Somos lo que no somos. Somos lo que queremos llegar a ser. Labramos nuestro destino en función de las expectativas que cada uno va diseñando. Quien se empeña en señalar obsesivamente lo que no funciona se convierte en un cenizo que repele. Quien es capaz de destacar los aspectos positivos de la realidad aporta senderos luminosos.
Lo malo no es no llegar a cumplir todas las ilusiones de juventud, sino no tener esperanzas que lograr. Hay personas en el ámbito de los Recursos Humanos que encuentran soluciones a cada problema. Otras se especializan en detallar los obstáculos para cada remedio.
El mundo se divide entre quienes facilitan la existencia a los demás y quienes la complican. Debemos preguntarnos si formamos parte del declive o de la salida. Tener ilusiones no es ser quimérico. No alimentarlas es propio de un aguafiestas. La ingenuidad no es opción, pero mucho menos el cinismo.
En los actuales momentos de incertidumbre, los excesivamente realistas no aportan nada. Entre otros motivos, porque el potencial de los intangibles no admite medición. ¿Cuánto vale la sonrisa capaz de conquistar o retener a un cliente? ¿En cuánto se valora el tono desabrido que ahuyenta a potenciales consumidores de mi negocio? ¿Qué precio se pone a provocar despidos interiores con mi mal obrar como responsable de un equipo humano?
Calar en la ilusión reclama disponer de esa inteligencia sentiente definida por Zubiri que luego ha sido simplificada y divulgada bajo el concepto de inteligencia emocional. El entusiasmo no es un sentimiento que haya de relegarse a los infantes. Quien no trabaja con cierta ebriedad espiritual que potencia el esfuerzo por un mañana mejor no explora senderos innovadores.
¿Cuánto vale la sonrisa capaz de conquistar o retener a un cliente?

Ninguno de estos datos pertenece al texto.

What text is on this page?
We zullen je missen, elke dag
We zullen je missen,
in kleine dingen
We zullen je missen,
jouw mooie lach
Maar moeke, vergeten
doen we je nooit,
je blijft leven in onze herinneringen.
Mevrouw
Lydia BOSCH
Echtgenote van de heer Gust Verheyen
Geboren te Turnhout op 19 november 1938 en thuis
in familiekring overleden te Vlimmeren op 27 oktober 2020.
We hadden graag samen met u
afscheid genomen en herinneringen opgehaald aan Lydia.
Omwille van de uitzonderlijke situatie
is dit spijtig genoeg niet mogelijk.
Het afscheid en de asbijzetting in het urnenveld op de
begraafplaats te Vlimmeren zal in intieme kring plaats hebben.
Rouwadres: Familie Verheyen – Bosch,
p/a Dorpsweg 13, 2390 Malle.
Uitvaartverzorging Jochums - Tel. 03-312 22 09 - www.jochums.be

El diseño del futuro no se ha realizado nunca desde un rancio realismo, y mucho menos desde el pesimismo. Sólo quienes creen –creemos- en la existencia de micro mundos mejores estarán en condiciones de promoverlos. Tener ilusiones no es lo propio de un iluso, sino de un profesional cabal. De diez amenazas, nueve no se cumplen, sentenciaba Churchill. Basta contemplar la hemerotecas del último lustro para verificar que la totalidad de los agoreros han errado profundamente al visualizar la crisis económica.
Todo profesional, y con más motivos quienes centran su actividad en la gestión de personas, ha de tener bien presente que lo más importante de cada uno no se exige, ni se compra, sencillamente se merece. Somos seres proyectivos, y únicamente quienes son capaces de entender el funcionamiento proyectivo del ser humano logrará organizaciones consistentes y sostenibles. Gestionar la ilusión no es un antojo, resulta imprescindible. Y hay que aprender a hacerlo. Vale la pena volver, una vez más, sobre el «Breve tratado de la ilusión», de Julián Marías; y sobre «Ética a Nicómaco», de Aristóteles (LID Editorial).